Su representante legal y directora, Maricruz R. R., de 64 años, enfrenta actualmente un proceso penal por trata de personas en la modalidad de explotación laboral, luego de que la Fiscalía General del Estado la señalara por obligar presuntamente a dos adolescentes a elaborar piñatas mientras permanecían en el refugio.
Los donativos fueron reportados por la asociación dentro del régimen de donatarias autorizadas y corresponden a aportaciones en efectivo y especie. La cantidad acumulada fue registrada durante 17 ejercicios fiscales consecutivos, de 2008 a 2024.
El mayor monto se registró en 2013, cuando Casa de Refugio declaró 2 millones 241 mil 999 pesos en donativos, de los cuales poco más de 2 millones correspondieron a efectivo y el resto a aportaciones en especie.
En 2008, el primer ejercicio de la serie revisada, la asociación había reportado un millón 813 mil 288 pesos. Después registró cantidades menores durante los siguientes años, aunque en 2019 volvió a alcanzar 890 mil 203 pesos.
A partir de 2020, los donativos declarados fueron de 402 mil 136 pesos; en 2021 bajaron a 358 mil 729 y en 2022 a 283 mil 717. Para 2023 la cantidad fue de 194 mil 771 pesos, mientras que en 2024 volvió a incrementarse hasta 395 mil 505 pesos.
Los 11.5 millones de pesos no corresponden a recursos públicos. Son donativos reportados fiscalmente por Casa de Refugio como donataria autorizada.
Por separado, documentos oficiales muestran que la asociación también recibió dinero y apoyos públicos.
En 2015, la entonces Secretaría de Desarrollo Social registró un apoyo de 20 mil pesos para Casa de Refugio dentro del programa de ayuda a instituciones sociales.Los registros del DIF Estatal muestran posteriormente apoyos por al menos 63 mil 750 pesos durante 2018 y 133 mil 750 pesos en los tres últimos trimestres de 2019. En este último caso, no fue localizado el registro correspondiente al primer trimestre, por lo que la cifra no representa necesariamente todo lo recibido durante ese año.
Para 2021 se identificaron al menos 84 mil 422.64 pesos en registros del DIF, mientras que durante 2022 aparecen 16 mil 691.66 pesos.
También hay registros de apoyos posteriores: 806.45 pesos en 2023, 12 mil 419.33 pesos en 2024 y, en 2025, dos apoyos por mil 833.33 y 5 mil pesos.
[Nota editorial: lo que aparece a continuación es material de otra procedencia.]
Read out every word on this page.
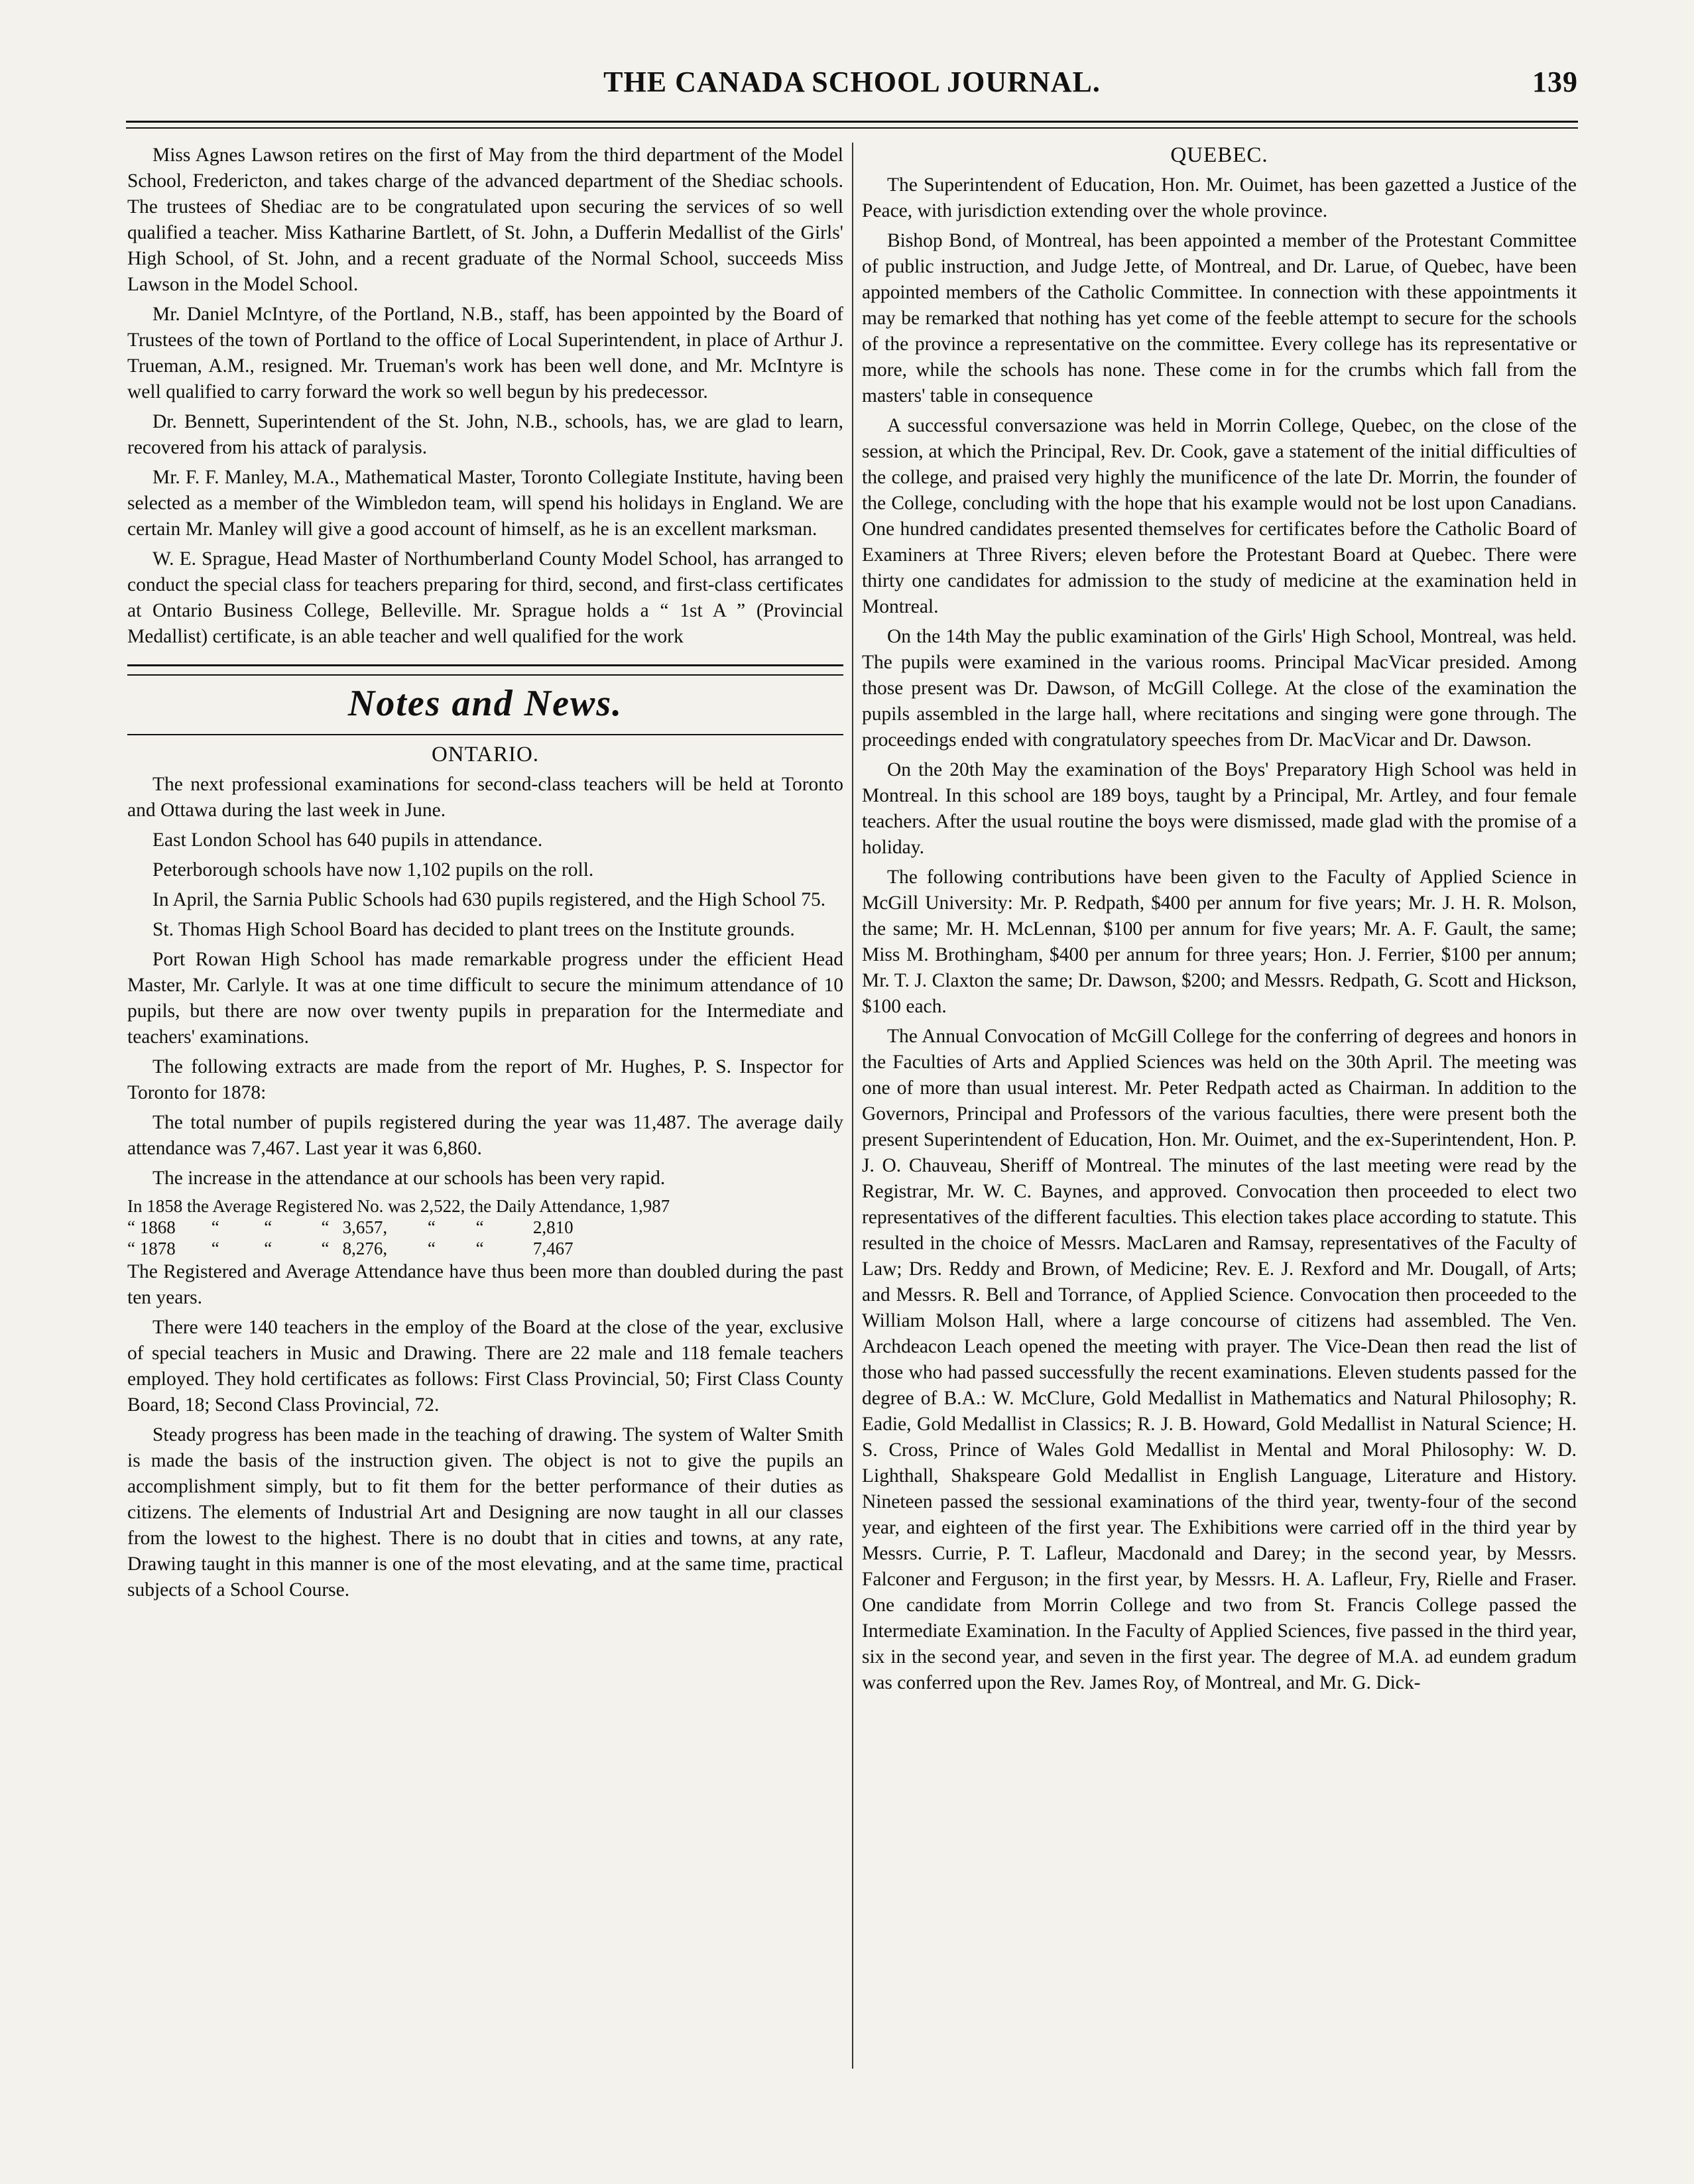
THE CANADA SCHOOL JOURNAL.	139

Miss Agnes Lawson retires on the first of May from the third department of the Model School, Fredericton, and takes charge of the advanced department of the Shediac schools. The trustees of Shediac are to be congratulated upon securing the services of so well qualified a teacher. Miss Katharine Bartlett, of St. John, a Dufferin Medallist of the Girls' High School, of St. John, and a recent graduate of the Normal School, succeeds Miss Lawson in the Model School.

Mr. Daniel McIntyre, of the Portland, N.B., staff, has been appointed by the Board of Trustees of the town of Portland to the office of Local Superintendent, in place of Arthur J. Trueman, A.M., resigned. Mr. Trueman's work has been well done, and Mr. McIntyre is well qualified to carry forward the work so well begun by his predecessor.

Dr. Bennett, Superintendent of the St. John, N.B., schools, has, we are glad to learn, recovered from his attack of paralysis.

Mr. F. F. Manley, M.A., Mathematical Master, Toronto Collegiate Institute, having been selected as a member of the Wimbledon team, will spend his holidays in England. We are certain Mr. Manley will give a good account of himself, as he is an excellent marksman.

W. E. Sprague, Head Master of Northumberland County Model School, has arranged to conduct the special class for teachers preparing for third, second, and first-class certificates at Ontario Business College, Belleville. Mr. Sprague holds a “ 1st A ” (Provincial Medallist) certificate, is an able teacher and well qualified for the work

Notes and News.
ONTARIO.

The next professional examinations for second-class teachers will be held at Toronto and Ottawa during the last week in June.

East London School has 640 pupils in attendance.

Peterborough schools have now 1,102 pupils on the roll.

In April, the Sarnia Public Schools had 630 pupils registered, and the High School 75.

St. Thomas High School Board has decided to plant trees on the Institute grounds.

Port Rowan High School has made remarkable progress under the efficient Head Master, Mr. Carlyle. It was at one time difficult to secure the minimum attendance of 10 pupils, but there are now over twenty pupils in preparation for the Intermediate and teachers' examinations.

The following extracts are made from the report of Mr. Hughes, P. S. Inspector for Toronto for 1878:

The total number of pupils registered during the year was 11,487. The average daily attendance was 7,467. Last year it was 6,860.

The increase in the attendance at our schools has been very rapid.

In 1858 the Average Registered No. was 2,522, the Daily Attendance, 1,987
“ 1868        “          “           “   3,657,         “         “           2,810
“ 1878        “          “           “   8,276,         “         “           7,467

The Registered and Average Attendance have thus been more than doubled during the past ten years.

There were 140 teachers in the employ of the Board at the close of the year, exclusive of special teachers in Music and Drawing. There are 22 male and 118 female teachers employed. They hold certificates as follows: First Class Provincial, 50; First Class County Board, 18; Second Class Provincial, 72.

Steady progress has been made in the teaching of drawing. The system of Walter Smith is made the basis of the instruction given. The object is not to give the pupils an accomplishment simply, but to fit them for the better performance of their duties as citizens. The elements of Industrial Art and Designing are now taught in all our classes from the lowest to the highest. There is no doubt that in cities and towns, at any rate, Drawing taught in this manner is one of the most elevating, and at the same time, practical subjects of a School Course.

QUEBEC.

The Superintendent of Education, Hon. Mr. Ouimet, has been gazetted a Justice of the Peace, with jurisdiction extending over the whole province.

Bishop Bond, of Montreal, has been appointed a member of the Protestant Committee of public instruction, and Judge Jette, of Montreal, and Dr. Larue, of Quebec, have been appointed members of the Catholic Committee. In connection with these appointments it may be remarked that nothing has yet come of the feeble attempt to secure for the schools of the province a representative on the committee. Every college has its representative or more, while the schools has none. These come in for the crumbs which fall from the masters' table in consequence

A successful conversazione was held in Morrin College, Quebec, on the close of the session, at which the Principal, Rev. Dr. Cook, gave a statement of the initial difficulties of the college, and praised very highly the munificence of the late Dr. Morrin, the founder of the College, concluding with the hope that his example would not be lost upon Canadians. One hundred candidates presented themselves for certificates before the Catholic Board of Examiners at Three Rivers; eleven before the Protestant Board at Quebec. There were thirty one candidates for admission to the study of medicine at the examination held in Montreal.

On the 14th May the public examination of the Girls' High School, Montreal, was held. The pupils were examined in the various rooms. Principal MacVicar presided. Among those present was Dr. Dawson, of McGill College. At the close of the examination the pupils assembled in the large hall, where recitations and singing were gone through. The proceedings ended with congratulatory speeches from Dr. MacVicar and Dr. Dawson.

On the 20th May the examination of the Boys' Preparatory High School was held in Montreal. In this school are 189 boys, taught by a Principal, Mr. Artley, and four female teachers. After the usual routine the boys were dismissed, made glad with the promise of a holiday.

The following contributions have been given to the Faculty of Applied Science in McGill University: Mr. P. Redpath, $400 per annum for five years; Mr. J. H. R. Molson, the same; Mr. H. McLennan, $100 per annum for five years; Mr. A. F. Gault, the same; Miss M. Brothingham, $400 per annum for three years; Hon. J. Ferrier, $100 per annum; Mr. T. J. Claxton the same; Dr. Dawson, $200; and Messrs. Redpath, G. Scott and Hickson, $100 each.

The Annual Convocation of McGill College for the conferring of degrees and honors in the Faculties of Arts and Applied Sciences was held on the 30th April. The meeting was one of more than usual interest. Mr. Peter Redpath acted as Chairman. In addition to the Governors, Principal and Professors of the various faculties, there were present both the present Superintendent of Education, Hon. Mr. Ouimet, and the ex-Superintendent, Hon. P. J. O. Chauveau, Sheriff of Montreal. The minutes of the last meeting were read by the Registrar, Mr. W. C. Baynes, and approved. Convocation then proceeded to elect two representatives of the different faculties. This election takes place according to statute. This resulted in the choice of Messrs. MacLaren and Ramsay, representatives of the Faculty of Law; Drs. Reddy and Brown, of Medicine; Rev. E. J. Rexford and Mr. Dougall, of Arts; and Messrs. R. Bell and Torrance, of Applied Science. Convocation then proceeded to the William Molson Hall, where a large concourse of citizens had assembled. The Ven. Archdeacon Leach opened the meeting with prayer. The Vice-Dean then read the list of those who had passed successfully the recent examinations. Eleven students passed for the degree of B.A.: W. McClure, Gold Medallist in Mathematics and Natural Philosophy; R. Eadie, Gold Medallist in Classics; R. J. B. Howard, Gold Medallist in Natural Science; H. S. Cross, Prince of Wales Gold Medallist in Mental and Moral Philosophy: W. D. Lighthall, Shakspeare Gold Medallist in English Language, Literature and History. Nineteen passed the sessional examinations of the third year, twenty-four of the second year, and eighteen of the first year. The Exhibitions were carried off in the third year by Messrs. Currie, P. T. Lafleur, Macdonald and Darey; in the second year, by Messrs. Falconer and Ferguson; in the first year, by Messrs. H. A. Lafleur, Fry, Rielle and Fraser. One candidate from Morrin College and two from St. Francis College passed the Intermediate Examination. In the Faculty of Applied Sciences, five passed in the third year, six in the second year, and seven in the first year. The degree of M.A. ad eundem gradum was conferred upon the Rev. James Roy, of Montreal, and Mr. G. Dick-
Algunos de estos últimos aparecen como apoyos indirectos o canalizados mediante otros programas y asociaciones.
La relación entre Casa de Refugio y el Gobierno estatal no se limitó a apoyos ocasionales.
En un convenio firmado en 2016, el DIF Estatal estableció un pago de 600 pesos mensuales por cada menor bajo tutela pública que permaneciera en el centro, además de apoyos alimentarios.
A cambio, la asociación tenía que presentar mensualmente una relación de las menores bajo tutela pública y reportar también el número total de niñas y adolescentes que permanecían en el refugio, incluso aquellas que no estaban bajo tutela pública.
El convenio establecía también que el centro debía garantizar los derechos de las niñas y adolescentes y proporcionarles un entorno seguro. Entre las conductas de las que debían ser protegidas aparecían expresamente la violencia, el abuso, la trata de personas y la explotación.
De acuerdo con información oficial del 24 de junio de 2024, la Procuraduría de Protección de Niñas, Niños y Adolescentes informó que Casa de Refugio para Jovencitas formaba parte de los 23 Centros de Asistencia Social autorizados o registrados en Chihuahua.
En ese momento había seis niñas, niños y adolescentes institucionalizados en el refugio, de acuerdo con los registros de la autoridad.
Es en este contexto institucional que la Fiscalía General del Estado inició el proceso contra Maricruz R. R.
De acuerdo con la acusación, entre marzo y noviembre de 2022, una adolescente de 12 años que se encontraba en el refugio habría sido obligada a elaborar piñatas.
En un segundo caso, otra menor, de 13 años, habría sido sometida a una actividad similar entre febrero de 2023 y octubre de 2024.
Maricruz R. R. fue detenida el 27 de agosto y quedó sujeta a prisión preventiva. El juez concedió cuatro meses para el desarrollo de la investigación complementaria.